A second-generation design squeezes the process into a single glass block: light beaming through the top of the block reflects off primary mirrors shaped into the bottom face, up to secondary mirrors shaped into the top face, and back to one-millimeter-square photovoltaic cells popped into the center of the primary mirrors.
Whereas silicon solar panels today cost close to $3 per watt to produce, Conley says SolFocus will manufacture solar systems at $2 per watt when it opens its first concentrator plant next year; and he says gigawatt-scale production will cut the cost per watt to just 50 cents. The second generation should cut costs further, says Conley, to as low as 32 cents per watt.
Despite these optimistic claims, though, SolFocus will have plenty of competition. Robert McConnell at the U.S. Department of Energy, and an expert on concentrated photovoltaics, says SolFocus must not only prove its technology but also outperform a growing field of competitors. “They’ve got at least three dozen competitors, including companies that have many more years of development,” says McConnell.
Indeed, SolFocus’s toughest competition could come from the world’s largest photovoltaic manufacturer, Japan-based Sharp, which has developed a concentrator using Fresnel lenses – the same basic technology used to amplify the signal beam in lighthouses. Sharp’s system employs an array of such lenses in a single block of relatively cheap injection-molded plastic.

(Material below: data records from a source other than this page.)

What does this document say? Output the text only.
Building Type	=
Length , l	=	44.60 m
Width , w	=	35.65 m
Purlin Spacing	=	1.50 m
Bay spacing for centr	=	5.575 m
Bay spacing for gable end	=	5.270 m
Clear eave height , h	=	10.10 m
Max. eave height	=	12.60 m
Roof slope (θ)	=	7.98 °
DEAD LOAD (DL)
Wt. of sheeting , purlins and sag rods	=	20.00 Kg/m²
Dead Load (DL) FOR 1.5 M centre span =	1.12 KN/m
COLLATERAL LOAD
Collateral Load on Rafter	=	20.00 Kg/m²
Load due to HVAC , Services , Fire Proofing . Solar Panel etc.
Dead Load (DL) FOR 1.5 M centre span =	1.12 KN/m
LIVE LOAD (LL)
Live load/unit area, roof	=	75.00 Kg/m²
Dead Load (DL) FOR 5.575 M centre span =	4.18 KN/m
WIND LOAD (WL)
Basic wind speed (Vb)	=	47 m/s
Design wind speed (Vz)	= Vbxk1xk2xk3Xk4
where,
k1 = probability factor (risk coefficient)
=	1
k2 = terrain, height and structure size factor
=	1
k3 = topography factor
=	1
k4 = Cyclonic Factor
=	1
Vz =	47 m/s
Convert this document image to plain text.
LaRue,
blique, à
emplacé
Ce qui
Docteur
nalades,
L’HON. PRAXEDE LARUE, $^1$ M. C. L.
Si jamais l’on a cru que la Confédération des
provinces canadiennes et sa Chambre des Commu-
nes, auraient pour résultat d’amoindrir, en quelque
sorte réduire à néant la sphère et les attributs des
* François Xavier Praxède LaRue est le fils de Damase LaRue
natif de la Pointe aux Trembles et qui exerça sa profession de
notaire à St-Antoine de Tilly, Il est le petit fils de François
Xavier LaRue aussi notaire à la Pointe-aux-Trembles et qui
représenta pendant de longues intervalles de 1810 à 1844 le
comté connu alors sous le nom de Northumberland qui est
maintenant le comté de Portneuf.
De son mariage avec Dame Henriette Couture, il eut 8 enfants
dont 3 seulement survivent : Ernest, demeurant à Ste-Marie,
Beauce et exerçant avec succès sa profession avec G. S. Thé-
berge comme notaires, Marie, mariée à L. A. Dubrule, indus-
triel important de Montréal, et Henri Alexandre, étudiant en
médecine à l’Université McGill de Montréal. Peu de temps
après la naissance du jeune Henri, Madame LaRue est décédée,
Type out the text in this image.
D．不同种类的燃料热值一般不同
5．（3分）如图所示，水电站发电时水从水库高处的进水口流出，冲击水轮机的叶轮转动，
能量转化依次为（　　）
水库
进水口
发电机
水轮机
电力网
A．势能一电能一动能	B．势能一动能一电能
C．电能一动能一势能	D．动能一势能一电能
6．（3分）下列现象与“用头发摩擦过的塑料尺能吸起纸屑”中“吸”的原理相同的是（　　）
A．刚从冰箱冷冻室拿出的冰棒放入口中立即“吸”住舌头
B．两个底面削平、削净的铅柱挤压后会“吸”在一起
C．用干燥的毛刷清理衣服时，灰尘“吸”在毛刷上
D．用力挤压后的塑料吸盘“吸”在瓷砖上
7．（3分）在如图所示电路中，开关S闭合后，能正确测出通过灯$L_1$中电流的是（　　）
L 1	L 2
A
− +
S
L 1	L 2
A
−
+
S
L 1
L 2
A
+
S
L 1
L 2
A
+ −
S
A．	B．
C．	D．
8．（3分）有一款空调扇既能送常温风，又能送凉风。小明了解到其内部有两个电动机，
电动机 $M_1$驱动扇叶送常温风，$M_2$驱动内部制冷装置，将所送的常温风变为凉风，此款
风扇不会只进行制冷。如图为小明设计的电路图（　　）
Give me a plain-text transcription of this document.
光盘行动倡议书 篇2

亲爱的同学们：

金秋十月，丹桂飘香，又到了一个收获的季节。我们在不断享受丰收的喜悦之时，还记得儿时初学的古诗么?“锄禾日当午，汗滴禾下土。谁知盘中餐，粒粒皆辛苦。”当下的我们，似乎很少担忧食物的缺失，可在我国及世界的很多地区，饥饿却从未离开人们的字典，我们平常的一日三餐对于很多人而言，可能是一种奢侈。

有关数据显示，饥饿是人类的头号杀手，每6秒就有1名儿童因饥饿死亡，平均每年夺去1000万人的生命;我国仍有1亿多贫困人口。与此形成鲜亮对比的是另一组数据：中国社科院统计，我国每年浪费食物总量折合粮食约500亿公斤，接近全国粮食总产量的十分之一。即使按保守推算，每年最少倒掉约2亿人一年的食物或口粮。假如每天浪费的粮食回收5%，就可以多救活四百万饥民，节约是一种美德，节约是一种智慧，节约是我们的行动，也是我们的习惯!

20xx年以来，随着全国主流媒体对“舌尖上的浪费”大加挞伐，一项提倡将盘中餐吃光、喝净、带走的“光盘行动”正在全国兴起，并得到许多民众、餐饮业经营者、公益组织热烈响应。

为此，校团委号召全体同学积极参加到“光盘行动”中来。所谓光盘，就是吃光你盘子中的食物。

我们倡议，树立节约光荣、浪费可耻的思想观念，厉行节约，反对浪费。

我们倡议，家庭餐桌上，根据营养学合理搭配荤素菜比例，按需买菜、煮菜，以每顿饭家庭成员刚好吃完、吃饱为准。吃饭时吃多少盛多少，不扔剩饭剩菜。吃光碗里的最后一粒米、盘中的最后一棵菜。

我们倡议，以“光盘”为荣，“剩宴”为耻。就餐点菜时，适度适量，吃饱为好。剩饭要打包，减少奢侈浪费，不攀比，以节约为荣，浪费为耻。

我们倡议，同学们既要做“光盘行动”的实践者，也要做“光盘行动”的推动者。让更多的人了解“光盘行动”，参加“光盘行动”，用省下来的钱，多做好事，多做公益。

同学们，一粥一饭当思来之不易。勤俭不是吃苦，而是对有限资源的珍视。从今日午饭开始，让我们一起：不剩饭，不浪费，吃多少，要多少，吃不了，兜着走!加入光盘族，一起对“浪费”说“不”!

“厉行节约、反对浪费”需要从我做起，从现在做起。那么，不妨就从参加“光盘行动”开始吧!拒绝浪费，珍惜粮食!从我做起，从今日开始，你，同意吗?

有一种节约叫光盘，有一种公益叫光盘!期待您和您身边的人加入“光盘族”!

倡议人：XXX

The DOE’s McConnell says the most critical test for concentrators will be durability. In concentrator photovoltaic’s first period of development in the 1970s and 1980s the technology suffered from a series of disasters, akin to the flying blades and broken gearboxes that bedeviled wind power’s pioneers. Sulfur in the air eroded mirrors. Hail and wind smashed delicate lenses. Dust jammed the tracking devices needed to keep the systems targeted on the sun. And in the worst cases damaged systems posed serious fire hazards.
SolFocus’ self-contained devices should be less susceptible to damage and safer than their predecessors, claims Conley. Nevertheless, they’re targeting large field-based solar power plants for their first rollouts, and leaving the more lucrative commercial rooftop market for later on.